Protein Swap | North African Pork Meatball & Eggplant Mezze
with Mint Mayo & Zesty Bulgur
Cooking time
25 minutes
Servings
2/4
Calories
790 /serving
Protein Swap | North African Pork Meatball & Eggplant Mezze
with Mint Mayo & Zesty Bulgur
Ras el hanout—a pungent blend of warm, earthy, floral spices—means top shelf in Arabic. It infuses pan-browned pork meatballs that join discs of roasted eggplant for a marvellous mezze. Give it all a drizzle of spiced mayo with lemon and mint.
We will send you:
- 250g Canadian-raised lean ground pork
- 1 Lemon
- 120g Baby greens (lettuce mix, baby spinach, kale or arugula)
- 1 Eggplant
- 14g Mint
- 2 Garlic cloves
- 20g Panko
- 80g Bulgur
- 60ml Mayonnaise
- 8g Red Ras el Hanout (paprika, cumin, ginger, coriander, turmeric, cardamom, cinnamon, black pepper, fennel seeds, nutmeg, dill seeds, allspice, caraway, galangal, cloves, mace, rose petals, lavender, bay leaves, saffron)
Contains: Eggs • Sulphites • Wheat
You will need:
Large pan
Medium pot
Oil
Parchment paper
Salt & pepper (S&P)
Sheet pan
Zester
1 or 2 Eggs
Total Fat
50 g
Saturated Fat
9 g
Sodium
410 mg
Total Carb
54 g
Sugars
5 g
Protein
36 g
Fibre
14 g
Preparation

Roast the eggplant
- Preheat the oven to 450°F.
- Cut the eggplant crosswise into ½ inch pieces.
- On a lined sheet pan, toss with a drizzle of oil and S&P.
- Roast, flipping halfway, 18 to 20 min., until tender.
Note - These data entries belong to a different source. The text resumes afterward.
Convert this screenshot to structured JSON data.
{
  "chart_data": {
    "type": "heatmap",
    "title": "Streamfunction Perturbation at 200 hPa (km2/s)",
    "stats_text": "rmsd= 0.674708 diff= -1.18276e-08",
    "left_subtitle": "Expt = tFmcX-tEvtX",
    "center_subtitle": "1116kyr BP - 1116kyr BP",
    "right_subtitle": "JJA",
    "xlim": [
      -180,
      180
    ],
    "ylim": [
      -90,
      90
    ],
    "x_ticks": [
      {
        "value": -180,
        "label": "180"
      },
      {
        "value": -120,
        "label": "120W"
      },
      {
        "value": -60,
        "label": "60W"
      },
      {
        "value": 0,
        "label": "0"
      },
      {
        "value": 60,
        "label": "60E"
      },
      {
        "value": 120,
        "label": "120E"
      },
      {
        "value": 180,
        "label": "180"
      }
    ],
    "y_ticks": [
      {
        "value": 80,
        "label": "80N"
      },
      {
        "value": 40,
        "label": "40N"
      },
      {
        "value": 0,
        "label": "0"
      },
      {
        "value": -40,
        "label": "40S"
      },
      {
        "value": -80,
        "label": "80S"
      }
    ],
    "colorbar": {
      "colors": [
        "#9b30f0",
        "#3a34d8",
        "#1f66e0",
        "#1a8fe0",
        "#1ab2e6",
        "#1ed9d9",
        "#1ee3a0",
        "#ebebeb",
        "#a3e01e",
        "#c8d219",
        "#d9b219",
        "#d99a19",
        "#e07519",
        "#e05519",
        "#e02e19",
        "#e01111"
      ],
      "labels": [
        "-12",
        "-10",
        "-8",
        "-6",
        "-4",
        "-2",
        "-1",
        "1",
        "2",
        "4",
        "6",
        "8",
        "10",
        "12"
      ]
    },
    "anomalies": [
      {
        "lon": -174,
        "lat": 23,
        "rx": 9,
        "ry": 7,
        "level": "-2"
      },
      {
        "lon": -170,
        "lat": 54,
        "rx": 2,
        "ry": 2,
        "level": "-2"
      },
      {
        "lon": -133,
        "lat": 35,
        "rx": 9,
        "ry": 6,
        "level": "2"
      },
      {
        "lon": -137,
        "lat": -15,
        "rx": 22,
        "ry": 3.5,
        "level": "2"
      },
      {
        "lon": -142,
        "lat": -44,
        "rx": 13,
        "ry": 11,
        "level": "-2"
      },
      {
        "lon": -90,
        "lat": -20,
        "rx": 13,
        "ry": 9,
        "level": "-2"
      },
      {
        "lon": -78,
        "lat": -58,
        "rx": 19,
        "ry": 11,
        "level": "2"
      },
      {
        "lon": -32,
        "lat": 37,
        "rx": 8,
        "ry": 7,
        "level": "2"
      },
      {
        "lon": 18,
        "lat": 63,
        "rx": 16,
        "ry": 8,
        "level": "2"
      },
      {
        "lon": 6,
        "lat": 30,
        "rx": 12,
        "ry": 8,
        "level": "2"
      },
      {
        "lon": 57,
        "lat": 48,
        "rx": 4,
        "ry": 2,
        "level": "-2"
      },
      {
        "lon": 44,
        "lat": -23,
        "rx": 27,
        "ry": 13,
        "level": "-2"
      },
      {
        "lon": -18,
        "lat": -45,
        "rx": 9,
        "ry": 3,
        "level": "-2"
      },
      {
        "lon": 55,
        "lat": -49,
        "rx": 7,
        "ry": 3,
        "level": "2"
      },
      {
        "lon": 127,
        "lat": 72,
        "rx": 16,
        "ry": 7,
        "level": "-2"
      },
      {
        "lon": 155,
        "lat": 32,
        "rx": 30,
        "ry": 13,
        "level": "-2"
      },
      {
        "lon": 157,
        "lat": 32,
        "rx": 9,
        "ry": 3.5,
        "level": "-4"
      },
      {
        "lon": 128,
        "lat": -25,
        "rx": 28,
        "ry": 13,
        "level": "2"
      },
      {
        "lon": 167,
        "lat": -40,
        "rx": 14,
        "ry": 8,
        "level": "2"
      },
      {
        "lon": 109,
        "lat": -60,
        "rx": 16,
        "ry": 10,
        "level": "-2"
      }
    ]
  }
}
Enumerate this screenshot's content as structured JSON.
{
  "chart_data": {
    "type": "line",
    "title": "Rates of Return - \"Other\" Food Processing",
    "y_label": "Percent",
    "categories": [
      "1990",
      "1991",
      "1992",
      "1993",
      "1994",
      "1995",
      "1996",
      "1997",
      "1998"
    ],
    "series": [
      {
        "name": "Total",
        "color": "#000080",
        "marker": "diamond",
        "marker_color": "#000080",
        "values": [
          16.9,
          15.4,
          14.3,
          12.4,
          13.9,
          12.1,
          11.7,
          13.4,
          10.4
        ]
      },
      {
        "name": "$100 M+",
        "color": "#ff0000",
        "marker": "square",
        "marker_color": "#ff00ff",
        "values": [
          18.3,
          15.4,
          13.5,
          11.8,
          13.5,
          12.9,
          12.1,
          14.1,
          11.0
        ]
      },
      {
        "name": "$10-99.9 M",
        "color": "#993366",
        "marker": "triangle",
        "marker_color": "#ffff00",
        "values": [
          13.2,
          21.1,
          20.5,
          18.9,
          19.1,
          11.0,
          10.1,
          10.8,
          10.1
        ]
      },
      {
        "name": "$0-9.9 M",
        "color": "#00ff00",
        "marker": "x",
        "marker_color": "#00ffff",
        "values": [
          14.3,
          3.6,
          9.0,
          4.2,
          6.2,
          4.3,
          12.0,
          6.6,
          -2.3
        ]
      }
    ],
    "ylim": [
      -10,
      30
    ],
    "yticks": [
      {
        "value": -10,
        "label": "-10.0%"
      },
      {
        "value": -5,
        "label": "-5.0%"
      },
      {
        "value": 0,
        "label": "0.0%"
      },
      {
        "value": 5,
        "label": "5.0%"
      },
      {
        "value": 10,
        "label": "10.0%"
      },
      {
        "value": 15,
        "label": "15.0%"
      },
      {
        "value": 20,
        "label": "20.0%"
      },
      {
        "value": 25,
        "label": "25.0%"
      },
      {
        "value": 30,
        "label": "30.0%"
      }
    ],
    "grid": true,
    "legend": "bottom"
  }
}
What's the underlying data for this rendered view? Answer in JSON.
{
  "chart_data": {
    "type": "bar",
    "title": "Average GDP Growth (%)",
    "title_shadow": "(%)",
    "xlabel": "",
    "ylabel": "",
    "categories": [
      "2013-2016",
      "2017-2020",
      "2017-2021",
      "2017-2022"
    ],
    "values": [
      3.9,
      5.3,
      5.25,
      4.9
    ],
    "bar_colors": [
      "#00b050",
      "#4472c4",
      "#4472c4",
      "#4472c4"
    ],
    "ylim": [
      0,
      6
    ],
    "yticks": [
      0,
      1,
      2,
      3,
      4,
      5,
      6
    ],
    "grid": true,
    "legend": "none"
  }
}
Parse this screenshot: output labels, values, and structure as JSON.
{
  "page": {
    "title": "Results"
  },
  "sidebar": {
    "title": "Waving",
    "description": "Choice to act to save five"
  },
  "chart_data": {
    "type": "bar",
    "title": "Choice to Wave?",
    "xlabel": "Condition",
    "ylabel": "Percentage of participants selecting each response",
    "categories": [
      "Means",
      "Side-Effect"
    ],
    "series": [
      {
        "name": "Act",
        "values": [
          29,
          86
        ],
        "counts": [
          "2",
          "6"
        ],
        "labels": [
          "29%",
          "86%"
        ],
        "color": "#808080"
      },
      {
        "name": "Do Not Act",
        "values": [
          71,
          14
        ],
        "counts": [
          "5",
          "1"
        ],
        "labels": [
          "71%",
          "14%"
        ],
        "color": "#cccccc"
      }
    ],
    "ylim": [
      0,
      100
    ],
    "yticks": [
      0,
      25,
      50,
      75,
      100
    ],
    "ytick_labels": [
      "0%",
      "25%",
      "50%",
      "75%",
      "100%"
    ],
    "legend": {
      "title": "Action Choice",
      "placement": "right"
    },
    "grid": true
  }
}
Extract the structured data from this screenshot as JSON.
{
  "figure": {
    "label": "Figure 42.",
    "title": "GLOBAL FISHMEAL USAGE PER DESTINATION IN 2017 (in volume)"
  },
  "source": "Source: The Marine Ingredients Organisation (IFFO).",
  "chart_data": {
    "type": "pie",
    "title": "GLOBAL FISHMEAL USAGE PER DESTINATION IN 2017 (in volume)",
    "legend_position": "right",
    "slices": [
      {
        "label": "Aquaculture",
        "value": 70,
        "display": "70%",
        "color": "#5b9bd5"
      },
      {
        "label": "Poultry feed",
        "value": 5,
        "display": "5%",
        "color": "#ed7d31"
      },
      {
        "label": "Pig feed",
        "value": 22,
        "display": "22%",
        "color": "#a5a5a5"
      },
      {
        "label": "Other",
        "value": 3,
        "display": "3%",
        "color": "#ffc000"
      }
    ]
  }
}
Prepare & cook the meatballs
- Meanwhile, zest and quarter the lemon.
- Mince the garlic.
- In a large bowl, combine the beef, panko, ½ the lemon zest, ½ the garlic, 1 egg (double for 4 portions), ½ the red ras el hanout and S&P.
- Form into 8 meatballs (double for 4 portions).
- In a large pan, heat a drizzle of oil on medium-high.
- Add the meatballs* and cook, partially covered, turning occasionally, 9 to 11 min., until browned and cooked through.

Cook the bulgur
- Meanwhile, roughly chop the spinach.
- In a medium pot, heat a drizzle of oil on medium-high.
- Add the remaining garlic and sauté, 30 sec. to 1 min., until fragrant.
- Add the bulgur, ¾ cup water (double for 4 portions) and a big pinch of salt; bring to a boil.
- Reduce the heat, cover and simmer, 6 to 8 min., until the bulgur is tender and the water has been absorbed.
- Add the spinach and remaining lemon zest. Fluff the bulgur.

Make the spiced mayo
- Meanwhile, pick the mint leaves off the stems; roughly chop the leaves.
- In a medium bowl, combine the mayo, 1 tbsp water (double for 4 portions), the juice of ½ the lemon wedges, ½ the mint and the remaining red ras el hanout.

Plate your dish
- Divide the bulgur between your plates.
- Top with the meatballs and eggplant.
- Drizzle with the spiced mayo.
- Garnish with the remaining mint and lemon wedges. Bon appétit!
*Health Canada recommends cooking ground pork to a minimum internal temperature of 71°C.